The later might be the case—"or" is another case where the logical connective and normal interpretation differ; the logical "or" is inclusive, but the standard english meaning is exclusive. Then the fact that people are more likely to get question 3 correct is due to the fact that we're more familiar with the situation, and so already know that "If A then B" really is the logical connective.

2 comments

It's not asking you to test the card alone. It's asking to test the rule as it applies to the card. You have to check ABBA or you're not actually applying the rule to the card. This seems like QA done by an engineer vs QA done by someone who cares about QA. The "right" answer here is wrong.
> The "right" answer here is wrong.

I assume by "right", you mean the answer given? What do you think the correct answer is?

For example, the site argues that for the first test, you don't need to flip the yellow card.

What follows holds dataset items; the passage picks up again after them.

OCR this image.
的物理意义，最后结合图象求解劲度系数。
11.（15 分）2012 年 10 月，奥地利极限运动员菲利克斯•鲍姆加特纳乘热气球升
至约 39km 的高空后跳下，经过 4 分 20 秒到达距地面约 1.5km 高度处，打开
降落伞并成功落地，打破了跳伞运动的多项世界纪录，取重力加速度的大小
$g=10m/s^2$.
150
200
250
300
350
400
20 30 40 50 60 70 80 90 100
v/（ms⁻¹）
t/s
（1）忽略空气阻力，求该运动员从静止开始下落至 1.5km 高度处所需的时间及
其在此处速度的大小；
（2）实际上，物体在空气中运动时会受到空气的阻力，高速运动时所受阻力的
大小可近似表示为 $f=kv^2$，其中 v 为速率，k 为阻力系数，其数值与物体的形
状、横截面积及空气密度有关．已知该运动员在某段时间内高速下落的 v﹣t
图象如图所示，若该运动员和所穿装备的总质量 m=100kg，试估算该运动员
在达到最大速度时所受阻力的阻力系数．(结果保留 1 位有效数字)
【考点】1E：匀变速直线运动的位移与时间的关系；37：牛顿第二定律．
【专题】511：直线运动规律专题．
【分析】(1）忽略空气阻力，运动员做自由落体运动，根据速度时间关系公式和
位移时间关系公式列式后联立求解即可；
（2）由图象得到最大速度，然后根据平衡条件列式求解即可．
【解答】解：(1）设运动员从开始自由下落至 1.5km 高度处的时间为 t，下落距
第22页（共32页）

Your goal, is to test the application of the rule, not, the card itself. This is specified at:

"You have to ensure that cards have been produced in accordance with the following rule"

The rule is "If a card has a circle on one side, then it has the colour yellow on the other side."

Given a card that is yellow on the other side, you must flip it to confirm that the first half of the statement is true. Why? Because the challenge isn't to test the card, it's to test application of the rule. You can't simply assume that the rule has always worked, otherwise there is no need to test.

A square on one side, with a yellow flip side would violate the rule and thus show a defect.

I get that it's going to be a linguistics argument all the way down> For me, this is a perfect example of "works for me" engineer response vs QA doing actual testing.

How would you phrase a rule that adheres to the logical if-then connective?
I don't think they are intentional misleading. It's just that most people don't read correctly stated logical statements often and might interpret more meaning into the sentence than was intended.